Anonymous Questioner 7 & 8, I'm thinking you are the same who asked these questions as they are much alike, and I wish you would identify yourself considering the tone of critique the questions seem to be taking, but I'll move forward.
I would look at the "Dreamer Lab" (never heard that label before) as completely acceptable and actually beneficial when keeping in mind those scriptures mentioned above. I'm working under the mindset that we are in the process of dreaming and asking "What if" in a manner that ushers in God-given dreams, burdens, and passions.
As followers of Christ, I believe what the scriptures say in that the Spirit of Christ lives in us (I Cor 3;16; Col 1:27) to be true.
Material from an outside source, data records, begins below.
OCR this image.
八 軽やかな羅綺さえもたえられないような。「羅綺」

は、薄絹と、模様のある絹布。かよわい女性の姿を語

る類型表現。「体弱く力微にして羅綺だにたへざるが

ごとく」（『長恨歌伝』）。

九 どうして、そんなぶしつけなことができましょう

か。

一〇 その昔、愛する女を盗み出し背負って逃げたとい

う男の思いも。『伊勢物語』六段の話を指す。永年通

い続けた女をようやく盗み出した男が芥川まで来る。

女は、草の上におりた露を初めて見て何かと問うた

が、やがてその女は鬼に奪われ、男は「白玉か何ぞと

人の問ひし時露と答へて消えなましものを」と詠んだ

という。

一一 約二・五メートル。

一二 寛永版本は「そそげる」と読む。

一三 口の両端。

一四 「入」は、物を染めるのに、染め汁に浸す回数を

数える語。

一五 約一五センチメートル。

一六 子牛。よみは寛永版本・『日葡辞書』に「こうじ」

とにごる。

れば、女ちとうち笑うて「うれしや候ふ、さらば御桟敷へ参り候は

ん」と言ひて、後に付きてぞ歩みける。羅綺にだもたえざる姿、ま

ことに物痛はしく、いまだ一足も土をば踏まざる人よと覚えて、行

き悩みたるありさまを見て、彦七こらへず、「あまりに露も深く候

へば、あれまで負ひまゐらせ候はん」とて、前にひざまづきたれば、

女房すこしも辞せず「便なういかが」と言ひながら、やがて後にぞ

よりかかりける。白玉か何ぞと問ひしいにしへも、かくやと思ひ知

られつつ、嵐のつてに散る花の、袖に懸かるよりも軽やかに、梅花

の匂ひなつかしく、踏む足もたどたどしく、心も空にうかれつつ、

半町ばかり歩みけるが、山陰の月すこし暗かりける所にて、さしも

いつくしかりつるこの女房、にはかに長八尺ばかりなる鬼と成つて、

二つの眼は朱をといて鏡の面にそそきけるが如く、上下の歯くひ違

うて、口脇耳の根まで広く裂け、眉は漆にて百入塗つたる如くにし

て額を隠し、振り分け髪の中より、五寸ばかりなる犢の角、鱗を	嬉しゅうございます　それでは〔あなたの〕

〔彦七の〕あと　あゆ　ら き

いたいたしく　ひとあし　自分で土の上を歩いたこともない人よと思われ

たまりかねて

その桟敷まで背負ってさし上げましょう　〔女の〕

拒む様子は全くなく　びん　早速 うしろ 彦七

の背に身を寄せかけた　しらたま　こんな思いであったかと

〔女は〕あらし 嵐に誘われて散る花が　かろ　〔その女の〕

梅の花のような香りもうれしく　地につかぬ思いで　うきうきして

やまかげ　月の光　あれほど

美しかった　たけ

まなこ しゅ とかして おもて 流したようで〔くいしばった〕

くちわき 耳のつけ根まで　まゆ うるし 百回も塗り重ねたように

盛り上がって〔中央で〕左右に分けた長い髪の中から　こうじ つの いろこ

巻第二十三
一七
I also believe that Joel 2:28 is true today. If young men will dream dreams and see visions, why would we not create an environment to see that happen?
How does asking "What if" help the group grow spiritually? I'm not sure spiritual growth is the goal, I would say spiritual activism is the goal... yet I believe in the process students grow...
- in their ability to discern hearing God's voice over their own or the enemies (Philippians 1:10).
-as they get past themselves and dive into something bigger than themselves.
- in understanding that God has a plan to use them for HIS glory.
-about 100 other ways.
Are we helping people identify themselves with the death of Christ as we challenge them to dream? I think so. If the dreams are from God, they will push students to live beyond themselves, and ultimately help them grasp the reality that the greatest potential is when they are surrendered over to Christ.
My final thought... if dreaming is the only aspect of a ministry, that would be a huge problem. At the same time, if getting people identify themselves to with the death of Christ is the only (and ultimate) goal, I would say we are significantly selling short the message of the Gospel.